Ebola was a crisis that demanded urgent action. But these longer-term trends—a dwindling budget in real terms, an ever-expanding agenda, and the emergence of specialized competitors—point to a broader existential crisis for the World Health Organization.

The WHO has a central role to play in outbreak and emergency response. To achieve its potential, however, the WHO must focus on those areas where it alone can add value: coordinating responses to international health emergencies, issuing technical guidance, setting standards, forging partnerships to mobilize resources, coordinating research and development, and building strong public health systems in developing countries. Despite its initially lethargic response, the WHO proved essential to ramping up clinical testing and rapid dissemination of an Ebola vaccine. As scientists around the world scurry to study Zika and, hopefully, deliver a vaccine, the WHO should play a central role in coordinating research and mobilizing resources.
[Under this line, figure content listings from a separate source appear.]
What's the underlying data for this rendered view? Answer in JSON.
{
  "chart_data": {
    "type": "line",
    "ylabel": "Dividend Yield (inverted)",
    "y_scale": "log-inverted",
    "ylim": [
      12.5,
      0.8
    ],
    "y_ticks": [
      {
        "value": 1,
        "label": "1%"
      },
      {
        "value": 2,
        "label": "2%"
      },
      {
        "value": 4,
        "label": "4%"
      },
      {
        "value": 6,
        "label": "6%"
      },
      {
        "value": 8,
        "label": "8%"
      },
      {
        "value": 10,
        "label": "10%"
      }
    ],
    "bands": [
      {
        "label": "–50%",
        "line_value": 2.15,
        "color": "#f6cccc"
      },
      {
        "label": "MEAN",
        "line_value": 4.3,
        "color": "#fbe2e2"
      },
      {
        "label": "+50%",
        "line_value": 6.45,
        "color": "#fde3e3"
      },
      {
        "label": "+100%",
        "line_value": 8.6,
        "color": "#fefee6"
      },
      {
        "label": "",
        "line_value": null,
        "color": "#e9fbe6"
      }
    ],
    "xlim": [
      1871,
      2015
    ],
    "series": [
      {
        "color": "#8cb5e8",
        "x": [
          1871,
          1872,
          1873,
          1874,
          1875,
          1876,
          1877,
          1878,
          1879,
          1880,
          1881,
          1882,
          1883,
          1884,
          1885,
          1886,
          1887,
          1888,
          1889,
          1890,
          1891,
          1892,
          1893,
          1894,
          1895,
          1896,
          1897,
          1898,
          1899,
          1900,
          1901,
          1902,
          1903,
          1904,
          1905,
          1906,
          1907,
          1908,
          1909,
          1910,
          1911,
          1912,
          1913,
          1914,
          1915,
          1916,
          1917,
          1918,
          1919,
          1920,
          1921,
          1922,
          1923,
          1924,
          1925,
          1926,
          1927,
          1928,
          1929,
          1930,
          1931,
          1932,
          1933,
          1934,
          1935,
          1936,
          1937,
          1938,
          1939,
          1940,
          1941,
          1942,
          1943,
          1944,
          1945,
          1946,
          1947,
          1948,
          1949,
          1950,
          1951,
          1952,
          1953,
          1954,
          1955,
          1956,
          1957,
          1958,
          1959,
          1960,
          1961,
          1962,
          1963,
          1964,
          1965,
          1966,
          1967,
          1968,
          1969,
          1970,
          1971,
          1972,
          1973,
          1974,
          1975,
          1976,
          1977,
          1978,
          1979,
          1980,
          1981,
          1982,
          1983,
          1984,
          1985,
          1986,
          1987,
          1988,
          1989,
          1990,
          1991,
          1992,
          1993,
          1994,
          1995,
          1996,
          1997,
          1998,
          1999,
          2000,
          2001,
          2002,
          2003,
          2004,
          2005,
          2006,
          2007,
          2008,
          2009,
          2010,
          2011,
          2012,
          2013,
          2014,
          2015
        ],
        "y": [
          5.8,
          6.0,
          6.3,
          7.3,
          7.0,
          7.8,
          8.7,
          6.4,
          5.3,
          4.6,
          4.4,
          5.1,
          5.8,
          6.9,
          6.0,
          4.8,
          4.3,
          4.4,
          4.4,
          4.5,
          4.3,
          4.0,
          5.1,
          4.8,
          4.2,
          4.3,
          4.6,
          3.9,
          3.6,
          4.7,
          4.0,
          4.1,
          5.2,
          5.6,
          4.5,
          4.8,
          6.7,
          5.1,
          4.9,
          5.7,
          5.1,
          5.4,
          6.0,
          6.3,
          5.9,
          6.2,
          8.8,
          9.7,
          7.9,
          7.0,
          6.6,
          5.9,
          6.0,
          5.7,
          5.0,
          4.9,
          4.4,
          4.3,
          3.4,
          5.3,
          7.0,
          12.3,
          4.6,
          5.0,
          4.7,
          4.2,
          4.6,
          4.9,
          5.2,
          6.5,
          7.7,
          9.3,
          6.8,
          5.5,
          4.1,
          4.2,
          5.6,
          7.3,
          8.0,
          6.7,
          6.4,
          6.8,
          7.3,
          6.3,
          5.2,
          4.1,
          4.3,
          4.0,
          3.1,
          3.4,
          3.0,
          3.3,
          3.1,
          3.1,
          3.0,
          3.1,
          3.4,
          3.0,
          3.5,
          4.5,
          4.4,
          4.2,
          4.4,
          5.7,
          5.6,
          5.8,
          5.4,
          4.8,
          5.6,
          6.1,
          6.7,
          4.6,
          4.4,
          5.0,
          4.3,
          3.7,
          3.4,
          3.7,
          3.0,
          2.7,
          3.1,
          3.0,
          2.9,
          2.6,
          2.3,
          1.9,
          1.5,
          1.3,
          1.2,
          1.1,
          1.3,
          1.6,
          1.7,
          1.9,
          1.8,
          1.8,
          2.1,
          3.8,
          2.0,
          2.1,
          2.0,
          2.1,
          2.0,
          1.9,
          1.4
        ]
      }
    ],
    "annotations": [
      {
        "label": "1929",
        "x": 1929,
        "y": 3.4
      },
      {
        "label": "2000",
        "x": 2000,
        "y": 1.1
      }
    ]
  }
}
To be clear, Zika is not Ebola, as Chatham House’s Michael Edelstein and Brian McCloskey aptly note. However, barring implementation of the abovementioned reforms, the institutional deficiencies that hindered the WHO’s response to the Ebola outbreak will persist in the fight against Zika and future outbreaks—with equally tragic effect.

The WHO’s deficiencies are well-documented, but the remedies are clear. The only missing ingredient is the political will to implement them. If Zika has a silver lining, it may well be that this outbreak has added fuel to the dwindling political momentum for WHO reform. For the good of global health, leaders must enact these reforms before that fuel is spent.